King Zuck, Letting Wall Street Off the Hook, and How a Dog Saved a Boy
A summary of the best reads found behind the paywall of The New York Times.
Now that The New York Times pay wall is live, you only get 20 free clicks a month. For those worried about hitting their limit, we're taking a look through the paper each morning to find the stories that can make your clicks count.
Top Stories: The paper found 350 instances where the Securities and Exchange Commission has given a big Wall Street bank a pass after violating one of its regulations. How Mark Zuckerberg stayed in total command of the company he founded.
Politics: Perhaps the most disliked group in politics, House Republicans are trying hard to change their image for 2012. If a woman is a feminist, pro-choice, and a Republican, is there anyone she can vote for?

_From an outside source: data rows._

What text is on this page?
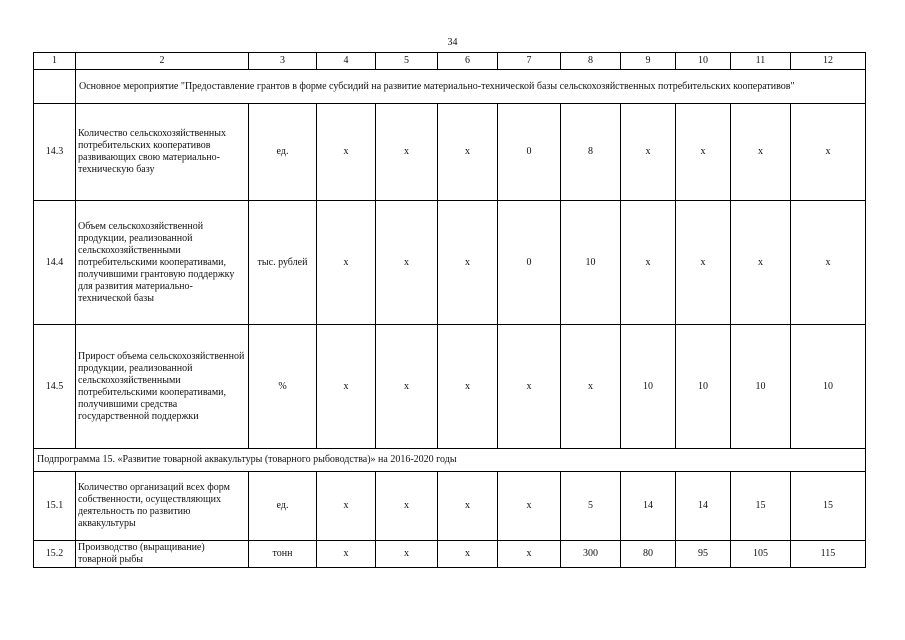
34
1	2	3	4	5	6	7	8	9	10	11	12
	Основное мероприятие "Предоставление грантов в форме субсидий на развитие материально-технической базы сельскохозяйственных потребительских кооперативов"										
14.3	Количество сельскохозяйственных потребительских кооперативов развивающих свою материально-техническую базу	ед.	х	х	х	0	8	х	х	х	х
14.4	Объем сельскохозяйственной продукции, реализованной сельскохозяйственными потребительскими кооперативами, получившими грантовую поддержку для развития материально-технической базы	тыс. рублей	х	х	х	0	10	х	х	х	х
14.5	Прирост объема сельскохозяйственной продукции, реализованной сельскохозяйственными потребительскими кооперативами, получившими средства государственной поддержки	%	х	х	х	х	х	10	10	10	10
Подпрограмма 15. «Развитие товарной аквакультуры (товарного рыбоводства)» на 2016-2020 годы											
15.1	Количество организаций всех форм собственности, осуществляющих деятельность по развитию аквакультуры	ед.	х	х	х	х	5	14	14	15	15
15.2	Производство (выращивание) товарной рыбы	тонн	х	х	х	х	300	80	95	105	115
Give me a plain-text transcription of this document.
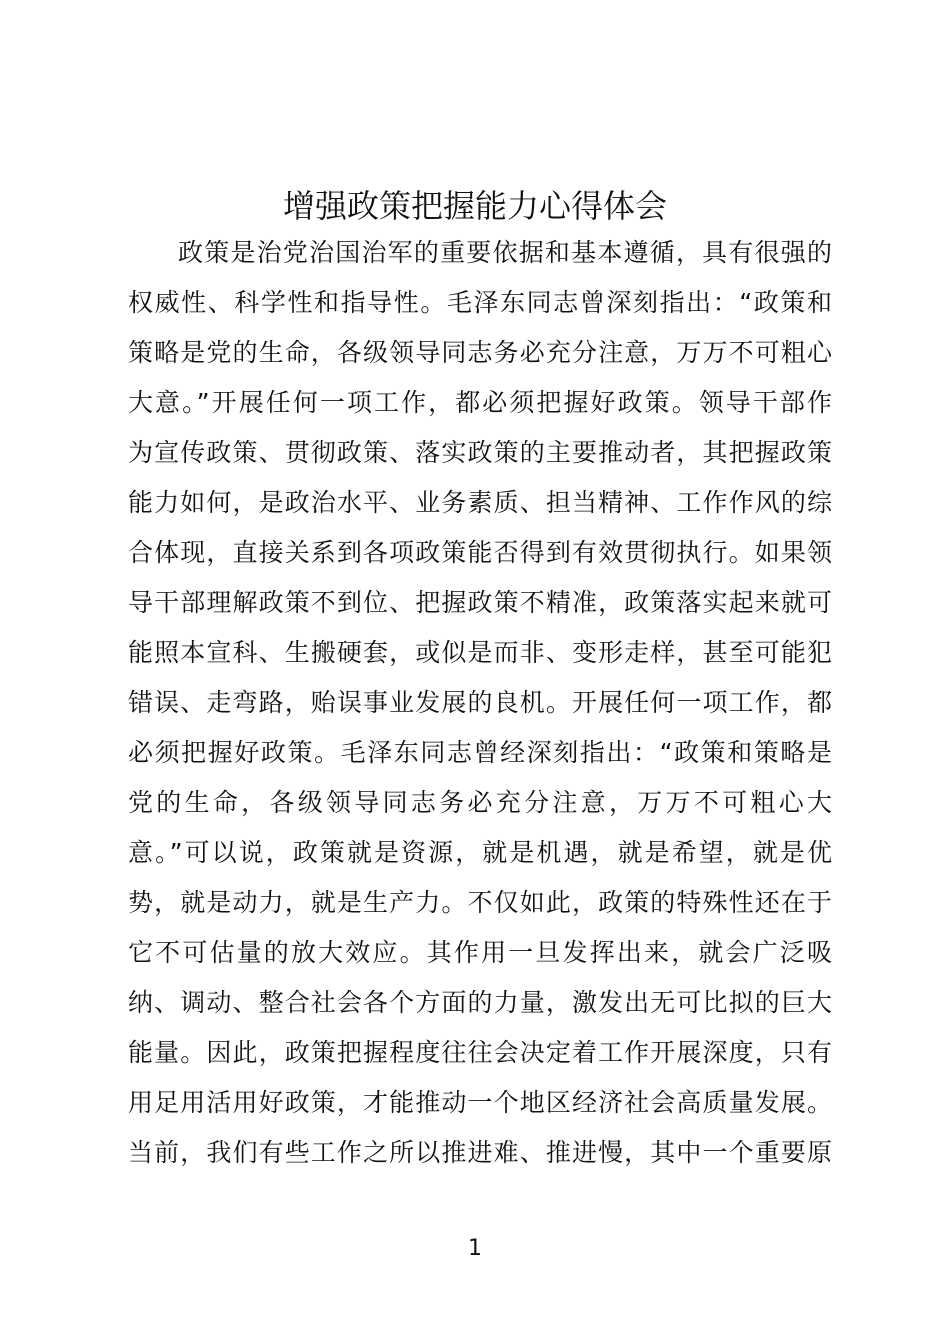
增强政策把握能力心得体会
政策是治党治国治军的重要依据和基本遵循，具有很强的
权威性、科学性和指导性。毛泽东同志曾深刻指出：“政策和
策略是党的生命，各级领导同志务必充分注意，万万不可粗心
大意。”开展任何一项工作，都必须把握好政策。领导干部作
为宣传政策、贯彻政策、落实政策的主要推动者，其把握政策
能力如何，是政治水平、业务素质、担当精神、工作作风的综
合体现，直接关系到各项政策能否得到有效贯彻执行。如果领
导干部理解政策不到位、把握政策不精准，政策落实起来就可
能照本宣科、生搬硬套，或似是而非、变形走样，甚至可能犯
错误、走弯路，贻误事业发展的良机。开展任何一项工作，都
必须把握好政策。毛泽东同志曾经深刻指出：“政策和策略是
党的生命，各级领导同志务必充分注意，万万不可粗心大
意。”可以说，政策就是资源，就是机遇，就是希望，就是优
势，就是动力，就是生产力。不仅如此，政策的特殊性还在于
它不可估量的放大效应。其作用一旦发挥出来，就会广泛吸
纳、调动、整合社会各个方面的力量，激发出无可比拟的巨大
能量。因此，政策把握程度往往会决定着工作开展深度，只有
用足用活用好政策，才能推动一个地区经济社会高质量发展。
当前，我们有些工作之所以推进难、推进慢，其中一个重要原
1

World: One Japanese city has declared war on the yakuza, and war is what they got. A deal has been struck between treasure hunters and a British charity that will allow the searchers to recover a sunken warship (and its hundreds of millions of dollar of gold coins), while preserving artifacts for archaeology. A fight in France over an aging nuclear power plant that some see as a disaster waiting to happen, but that brings millions of euros to a small town this sits beside it and doesn't want to see it go.
Business: How Rochester, New York, has prospered despite the failures of its biggest industrial employer, Eastman Kodak. Behind the graphics company has literally covered most of Indianapolis in Super Bowl imagery.
U.S.: Despite a huge police initiative, violent crime continues to go up one Indian reservation in Wyoming.
Movies: Daniel Radcliffe's new haunted house movie, The Woman in Black is not "especially scary, but it keeps you on edge, and without the usual vivisectionist imagery."
Technology: Is our reliance on GPS making it harder for brains to use one of its best skills: making mental maps?
Art: A review of a new Van Gogh exhibit at the Philadelphia Museum of Art.
Sunday Magazine: A real weeper about a service dog who helped a young boy with developmental disabilities. Research suggest teenagers are growing more conservative and better behaved.
Photo Gallery of the Day: The Van Gogh exhibit.